Here are some tips if you find yourself needing to optimize an inner loop. These tips are for C/C++, because if you are even thinking of doing this, you want to be in unmanaged land (one of the reasons why not pre-optimizing can get you into trouble -- choosing the right technology for when you need speed, is an important first step).
- Use integers. Modern instruction sets mean that naive compilation of C to machine code results in similar speed for ints and double (my quick tests show doubles as faster), but turn optimization on, and it's a different story. My double code improved slightly, but my int code was three times faster when optimized. A quick look at the assembly showed that the code for doubles was similar, but for ints, it was transformational.
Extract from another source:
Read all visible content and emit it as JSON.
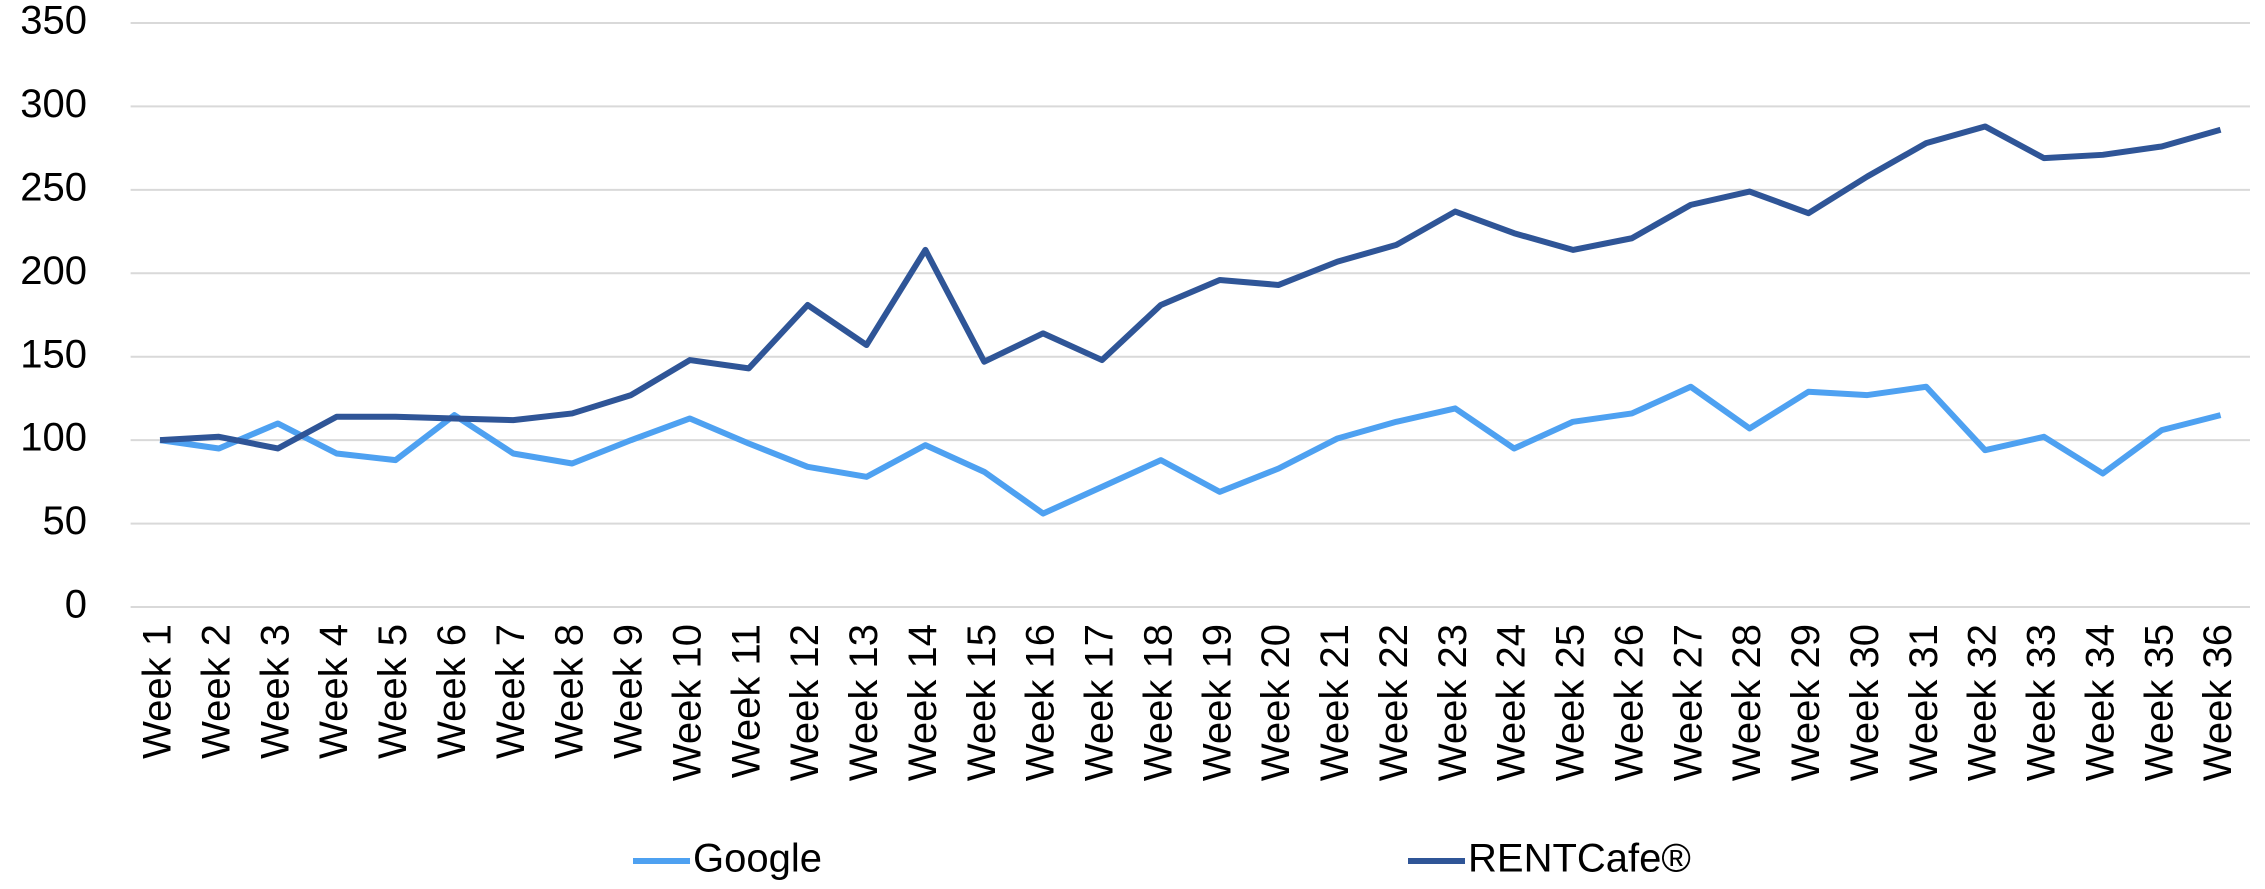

Biggest difference was in using shifts for multiply and divide by a constant (I did not use powers of 2, but it figured out tricks anyway). Optimizers are better at improving calculations with ints than with doubles.
- Don't divide. A corollary to using integers is that you can't divide without losing precision -- that's ok, it was probably slow anyway. A common reason to want to divide in image manipulation is for calculating ratios. In line drawing and scaling algorithms, watching a ratio is a way to know when the error term is large enough to move onto the next row or column. It often looks something like this:
if ((xSrc+1)/wSrc > xDst/wDst) ++xSrc;
You can't do this with ints, so cross multiply.
if ((xSrc+1)*wDst > xDst*wSrc) ++xSrc;
We aren't going to keep this either, but this step helps with the next one.
- Don't mulitply. Often, in a loop, we're multiplying by the index. This can be replaced by an accumulation. The code above gets turned into this:
xDst_Times_WSrc += wSrc;
if (xSrc_Times_wDst_Plus_wDst <= xDst_Times_WSrc) {
++xSrc;
xSrc_Times_wDst_Plus_wDst += wDst;
}
- Don't recalculate on each iteration. The optimization above also gets a big boost from the fact that xSrc doesn't change every iteration (and therefore, (xSrc+1)*wDst doesn't either).
- Use Table lookups to replace costly calculations. This is a common technique. Steve described it here.
- Replace array indexing with pointer incrementing. Table lookups are a multiplication and an addition, so it's not necessarily faster than a calculation at this level. But, often we are indexing by the inner loop index (because a calculation is the same for every row). In that case, increment a pointer into the table, rather than indexing.
- Look for repeating patterns. Often a calculation results in a repeating pattern as you loop. If so, you can precalculate the table of results (just the smaller repeating section) outside the loop and then use a table lookup in the inner loop. This will be slower if there is no pattern, because you have to detect the pattern with a conditional.
In my particular case, the biggest wins were with (4) and (7). The repeat size was often orders of magnitude smaller than the image width (and not a function of it), so the larger the image, the more the potential speedup, which meant my algorithm time grew much slower than the original. However, without rewriting the algorithm with (1), (2) and (3), it might not have been obvious how to apply them, and (7) without (6) would not have been as fast.